Baskı meraklılarının bilgisine…

Fatih ÖZATAY
Fatih ÖZATAY EKONOMİDE UFUK TURU [email protected]

Ekonomimizin performansı iyi değil. Yüzde 3 civarında gelecek bir 2014 büyümesi herkesi sevindirecek. Oysa son 50 yılda ortalama büyüme oranımız yüzde 4.8 olmuş ve ancak böylelikle zengin ülkelerle aramızdaki büyük kişi başı gelir farklılığının değişmeden kalmasını sağlayabilmiştik. Yılın ilk yarısında bir yıl öncesinin aynı dönemine kıyasla yüzde 3.3 oranında büyüdük. Bu oranın, yılın ikinci yarısında yükselmediğine hatta düşmüş olabileceğine dair emareler var. Dolayısıyla, yüzde 3’ün altında bile kalabilir 2014 büyüme oranımız.

İlk gösterge geçen hafta yayınlanan kapasite kullanım oranı. Bir yıl öncesinin aynı ayına kıyasla kapasite kullanım oranındaki değişim ile yine bir yıl öncesinin aynı ayına kıyasla sanayi üretiminin değişimi arasında aynı yönlü ve güçlü bir ilişki var. Şimdilik elimizde ağustos ayına ait sanayi üretim verisi var. Eylül ayı rakamlarını pazartesi günü öğreneceğiz. Oysa ekim ayının kapasite kullanım oranını biliyoruz. Grafik 1’de her iki göstergenin 2010’un başından bu yana hareketleri gösteriliyor. Üç nokta dikkat çekici: Birincisi, iki gösterge birlikte hareket ediyorlar. İkincisi, kapasite kullanım oranındaki artış bir süredir yokuş aşağıya gidiyor. Üçüncüsü, bu yılın ortalarından itibaren, bir yıl öncesine kıyasla daha düşük bir kapasite kullanım oranı var. 

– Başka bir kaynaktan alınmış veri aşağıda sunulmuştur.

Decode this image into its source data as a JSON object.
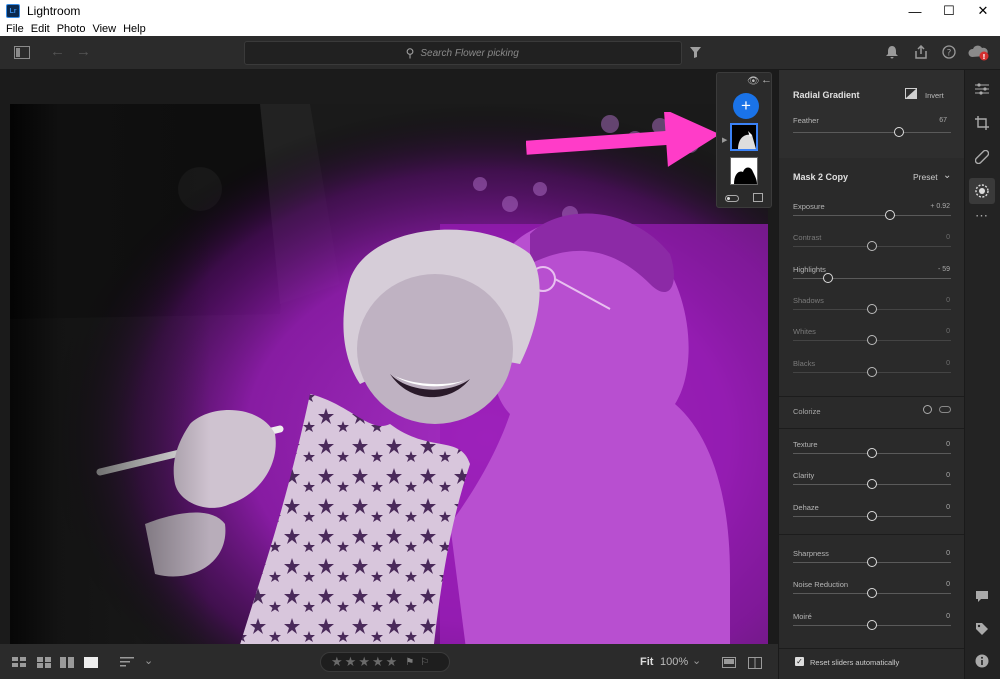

Büyümede işlerin iyi gitmediğine dair ikinci gösterge ise altın ve enerji dışı ithalatımızın yaklaşık bir yıl öncesindeki düzeyinde seyrediyor olması. Geçen yıl böyle değildi; ilk dokuz ayda bir yıl öncesine kıyasla yüzde 6.8 yükselmişti. Oysa bu yıl yüzde 0.2 oranında azaldı. Ayrıca, üçer aylık dönemler itibariyle incelendiğinde de görüntü değişmiyor. Tüm çeyreklerde bir yıl öncesine kıyasla benzer bir hareket var.

Bu ikisi kadar güçlü olmasa da, büyüme oranımızın düşük düzeyde gerçekleşeceğine dair başka göstergeler de mevcut. Altın dışı ihracatımız, geçen yıla kıyasla artış gösteriyor. Ancak ilk dokuz aydaki artış oranı, geçen yıl gerçekleşen artış oranından daha az. Ayrıca, bu yılın üçüncü çeyreğindeki yıllık ihracat artışımız, ilk iki çeyrekte gerçekleşenin belirgin biçimde altında. Kaldı ki en önemli ihracat pazarımız olan Avrupa’da büyüme açısından işler iyi gitmiyor. İkinci büyük pazarımız olan Ortadoğu ve Kuzey Afrika Bölgesi’nde ise durum malum.

Son gösterge ise kredi piyasasına ilişkin. Döviz kuru etkisinden arındırılmış toplam kredi artış oranı ekonomi yönetiminin arzuladığı düzey olan yüzde 15’e çok yakın bir düzeyde salınıyor. Oysa 2013’te kredi artış oranı yüzde 25 düzeyinde gerçekleşmişti. Farklı bir ifadeyle, kredi arzındaki artış geçen yıl gerçekleşen düzeyin altında. Bu da büyüme oranını aşağıya çeken bir unsur.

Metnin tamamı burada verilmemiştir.